# Hi @ All



## gh0stSurf3r (13 März 2011)

Hi @ All ... ... ... ...

Wie in jedem gepflegten Forum fängt man auch hier am besten denke ich, als neuer User mit einer Vorstellung an... Dann will ich mal ...

Mein Name ist gh0stSurf3r & ich komme aus cologne!

Ich bin noch in div. anderen Boards active und dort z.T. als , n00b~helfer bzw. "Board-Guard" tätig ...

Ich bin auch in der Tut. Section sehr active und habe auch das ein o. andere selbst erstellte txt. wie auch video Tut zu bieten!

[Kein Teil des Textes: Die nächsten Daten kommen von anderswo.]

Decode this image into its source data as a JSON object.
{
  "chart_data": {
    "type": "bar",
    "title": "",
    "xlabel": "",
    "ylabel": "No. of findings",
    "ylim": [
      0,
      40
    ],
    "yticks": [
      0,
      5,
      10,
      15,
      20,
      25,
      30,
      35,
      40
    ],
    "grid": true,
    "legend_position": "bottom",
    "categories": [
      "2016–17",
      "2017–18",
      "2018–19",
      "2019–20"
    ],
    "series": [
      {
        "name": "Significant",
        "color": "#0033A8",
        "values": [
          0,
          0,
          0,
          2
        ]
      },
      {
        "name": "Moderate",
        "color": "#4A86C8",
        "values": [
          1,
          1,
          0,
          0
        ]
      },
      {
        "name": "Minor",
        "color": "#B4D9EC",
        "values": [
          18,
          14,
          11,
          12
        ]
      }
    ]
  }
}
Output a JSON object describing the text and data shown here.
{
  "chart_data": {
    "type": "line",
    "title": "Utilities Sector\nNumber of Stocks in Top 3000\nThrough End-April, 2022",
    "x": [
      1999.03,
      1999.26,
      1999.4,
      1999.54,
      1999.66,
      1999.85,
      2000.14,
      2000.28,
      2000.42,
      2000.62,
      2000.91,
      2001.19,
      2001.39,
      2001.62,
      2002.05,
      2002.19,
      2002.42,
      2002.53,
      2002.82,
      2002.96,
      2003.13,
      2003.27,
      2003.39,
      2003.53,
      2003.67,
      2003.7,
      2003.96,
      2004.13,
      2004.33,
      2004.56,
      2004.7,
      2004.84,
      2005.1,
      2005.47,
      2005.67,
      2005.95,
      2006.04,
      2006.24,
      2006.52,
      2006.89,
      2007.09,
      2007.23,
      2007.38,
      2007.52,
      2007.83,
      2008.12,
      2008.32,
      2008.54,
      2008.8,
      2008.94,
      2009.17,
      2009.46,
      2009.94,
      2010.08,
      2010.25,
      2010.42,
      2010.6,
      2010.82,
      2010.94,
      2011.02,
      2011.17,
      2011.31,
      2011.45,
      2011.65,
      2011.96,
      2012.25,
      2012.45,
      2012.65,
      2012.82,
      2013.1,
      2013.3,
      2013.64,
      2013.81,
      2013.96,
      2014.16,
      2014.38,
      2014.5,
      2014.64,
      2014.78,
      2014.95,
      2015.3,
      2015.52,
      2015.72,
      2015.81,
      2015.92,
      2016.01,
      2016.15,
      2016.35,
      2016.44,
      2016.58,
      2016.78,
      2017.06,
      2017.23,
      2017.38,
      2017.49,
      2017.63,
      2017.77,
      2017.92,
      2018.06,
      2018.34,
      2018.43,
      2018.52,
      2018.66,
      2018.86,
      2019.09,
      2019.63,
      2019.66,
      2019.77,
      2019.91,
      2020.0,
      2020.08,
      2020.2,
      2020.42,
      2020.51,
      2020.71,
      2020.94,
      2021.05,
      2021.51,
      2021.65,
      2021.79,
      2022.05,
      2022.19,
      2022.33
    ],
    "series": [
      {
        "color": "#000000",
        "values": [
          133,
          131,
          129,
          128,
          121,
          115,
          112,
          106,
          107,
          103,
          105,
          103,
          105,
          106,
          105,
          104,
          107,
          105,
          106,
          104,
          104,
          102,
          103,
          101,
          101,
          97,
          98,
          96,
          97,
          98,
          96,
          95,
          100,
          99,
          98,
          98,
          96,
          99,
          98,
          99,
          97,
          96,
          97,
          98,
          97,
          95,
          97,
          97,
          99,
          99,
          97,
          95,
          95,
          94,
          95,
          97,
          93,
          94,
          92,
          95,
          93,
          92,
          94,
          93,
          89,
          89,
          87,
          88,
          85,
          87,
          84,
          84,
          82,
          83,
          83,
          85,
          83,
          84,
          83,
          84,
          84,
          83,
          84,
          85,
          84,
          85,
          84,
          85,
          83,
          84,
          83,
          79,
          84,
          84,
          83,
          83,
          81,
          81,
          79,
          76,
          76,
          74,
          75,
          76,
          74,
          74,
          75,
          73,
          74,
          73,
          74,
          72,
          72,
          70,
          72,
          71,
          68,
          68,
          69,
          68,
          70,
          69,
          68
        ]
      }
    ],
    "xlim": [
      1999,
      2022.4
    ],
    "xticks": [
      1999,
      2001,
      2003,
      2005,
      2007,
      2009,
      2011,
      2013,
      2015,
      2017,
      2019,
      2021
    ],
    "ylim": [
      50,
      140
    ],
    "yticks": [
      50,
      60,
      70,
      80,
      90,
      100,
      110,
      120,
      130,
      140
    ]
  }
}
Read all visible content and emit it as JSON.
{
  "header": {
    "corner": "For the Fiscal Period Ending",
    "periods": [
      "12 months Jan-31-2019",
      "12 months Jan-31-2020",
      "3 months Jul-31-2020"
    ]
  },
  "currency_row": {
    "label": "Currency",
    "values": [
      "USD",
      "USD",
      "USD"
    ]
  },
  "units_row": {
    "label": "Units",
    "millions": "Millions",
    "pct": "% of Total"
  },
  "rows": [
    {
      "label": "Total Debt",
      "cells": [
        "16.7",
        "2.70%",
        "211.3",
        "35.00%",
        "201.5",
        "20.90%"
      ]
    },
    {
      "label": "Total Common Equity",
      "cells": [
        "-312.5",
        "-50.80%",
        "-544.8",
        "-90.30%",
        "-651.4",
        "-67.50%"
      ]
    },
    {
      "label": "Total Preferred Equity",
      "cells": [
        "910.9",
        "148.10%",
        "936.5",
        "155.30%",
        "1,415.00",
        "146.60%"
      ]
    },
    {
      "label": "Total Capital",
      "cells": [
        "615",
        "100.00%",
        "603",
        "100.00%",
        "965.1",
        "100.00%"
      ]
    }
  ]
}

Auf jeden Fall soweit ein fröhliches Hallo an alle & auf gute Zusammenarbeit!!!

gr33tz ~ gh0stSurf3r


----------



## kissbela (14 März 2011)

hi


----------



## General (14 März 2011)

gh0stSurf3r und viel Spaß auf CB


----------



## astrosfan (16 März 2011)

Hallo ghostsurfer, willkommen auf CB :thumbup:


----------



## Katzun (15 Apr. 2011)

herzlich willkommen bei uns


----------



## Punisher (15 Apr. 2011)

Willkommen und viel Spaß bei uns


----------



## Mandalorianer (15 Apr. 2011)

*Ein Happy 

 bei uns *


----------



## HazelEyesFan (17 Apr. 2011)

Hi and welcome!


----------